CRO that starts with research, not split tests
Most A/B test programmes flatline because they test the wrong things.

If you can't articulate why a test should win, you're guessing. Research-first CRO has higher hit rates and better-quality learnings. The teams running 30 tests a quarter with a 12% win rate are usually beaten by teams running 8 tests a quarter with a 50% win rate and explainable mechanisms.
The research stack
- Session replays for friction — Hotjar, FullStory or Microsoft Clarity.
- Exit-intent surveys for objections — one question, free text.
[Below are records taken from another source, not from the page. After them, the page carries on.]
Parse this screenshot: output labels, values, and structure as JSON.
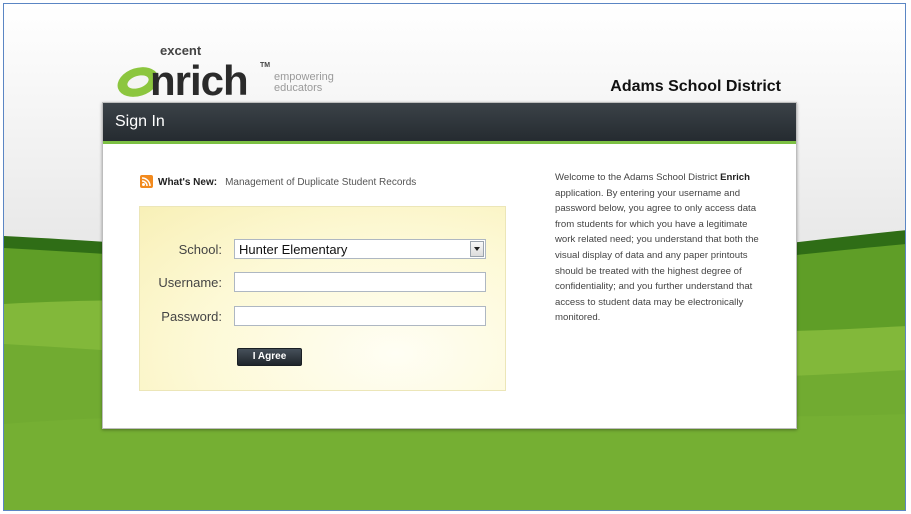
{
  "brand": {
    "prefix": "excent",
    "name": "enrich",
    "trademark": "TM",
    "tagline_line1": "empowering",
    "tagline_line2": "educators"
  },
  "header": {
    "district": "Adams School District"
  },
  "panel": {
    "title": "Sign In"
  },
  "whats_new": {
    "label": "What's New:",
    "link": "Management of Duplicate Student Records"
  },
  "form": {
    "school_label": "School:",
    "school_value": "Hunter Elementary",
    "username_label": "Username:",
    "username_value": "",
    "password_label": "Password:",
    "password_value": "",
    "submit_label": "I Agree"
  },
  "notice": {
    "part1": "Welcome to the Adams School District ",
    "app_name": "Enrich",
    "part2": " application. By entering your username and password below, you agree to only access data from students for which you have a legitimate work related need; you understand that both the visual display of data and any paper printouts should be treated with the highest degree of confidentiality; and you further understand that access to student data may be electronically monitored."
  },
  "colors": {
    "accent_green": "#7cc043",
    "header_dark": "#2c3237",
    "frame_border": "#5b86c4"
  },
  "icons": {
    "rss": "rss-icon",
    "select_arrow": "chevron-down-icon"
  }
}
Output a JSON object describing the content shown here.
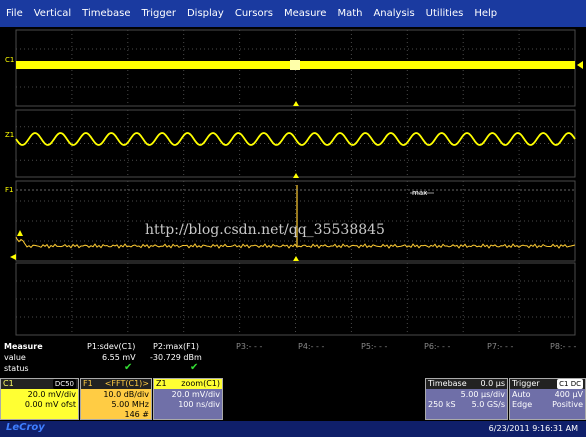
{
  "menu": [
    "File",
    "Vertical",
    "Timebase",
    "Trigger",
    "Display",
    "Cursors",
    "Measure",
    "Math",
    "Analysis",
    "Utilities",
    "Help"
  ],
  "traces": {
    "c1_label": "C1",
    "z1_label": "Z1",
    "f1_label": "F1",
    "max_label": "max"
  },
  "watermark": "http://blog.csdn.net/qq_35538845",
  "colors": {
    "trace": "#ffff00",
    "fft_trace": "#ffcc33",
    "grid": "#4a4a4a",
    "menu_bg": "#1a3aa0"
  },
  "measure": {
    "title": "Measure",
    "row_labels": [
      "value",
      "status"
    ],
    "params": [
      {
        "name": "P1:sdev(C1)",
        "value": "6.55 mV",
        "status": "✔"
      },
      {
        "name": "P2:max(F1)",
        "value": "-30.729 dBm",
        "status": "✔"
      },
      {
        "name": "P3:- - -",
        "value": "",
        "status": ""
      },
      {
        "name": "P4:- - -",
        "value": "",
        "status": ""
      },
      {
        "name": "P5:- - -",
        "value": "",
        "status": ""
      },
      {
        "name": "P6:- - -",
        "value": "",
        "status": ""
      },
      {
        "name": "P7:- - -",
        "value": "",
        "status": ""
      },
      {
        "name": "P8:- - -",
        "value": "",
        "status": ""
      }
    ]
  },
  "descriptors": {
    "c1": {
      "name": "C1",
      "badge": "DC50",
      "line1": "20.0 mV/div",
      "line2": "0.00 mV ofst"
    },
    "f1": {
      "name": "F1",
      "title": "<FFT(C1)>",
      "line1": "10.0 dB/div",
      "line2": "5.00 MHz",
      "line3": "146 #"
    },
    "z1": {
      "name": "Z1",
      "title": "zoom(C1)",
      "line1": "20.0 mV/div",
      "line2": "100 ns/div"
    },
    "timebase": {
      "title": "Timebase",
      "delay": "0.0 µs",
      "line1": "5.00 µs/div",
      "samples": "250 kS",
      "rate": "5.0 GS/s"
    },
    "trigger": {
      "title": "Trigger",
      "badge": "C1 DC",
      "mode": "Auto",
      "level": "400 µV",
      "type": "Edge",
      "slope": "Positive"
    }
  },
  "status_bar": {
    "logo": "LeCroy",
    "datetime": "6/23/2011 9:16:31 AM"
  }
}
- Customer interviews for language — 8 per quarter, recorded and tagged.
- Support ticket analysis for unmet expectations.
The hypothesis template
Because [research finding], we believe [change] will lift [metric] for [audience]. Anything that doesn't fit isn't ready to test. The template forces specificity and rejects pet ideas that aren't grounded in evidence.
Test prioritisation
Score on potential impact (reach × effect size), confidence (research evidence) and ease (engineering hours). PIE, ICE, RICE — pick one and use it consistently. The framework matters less than the discipline of using it.
What kills programmes
Calling winners early, running tests during major external events (sales, launches, outages), and changing the hypothesis after seeing the data. Document the decision rule before launch, follow it after.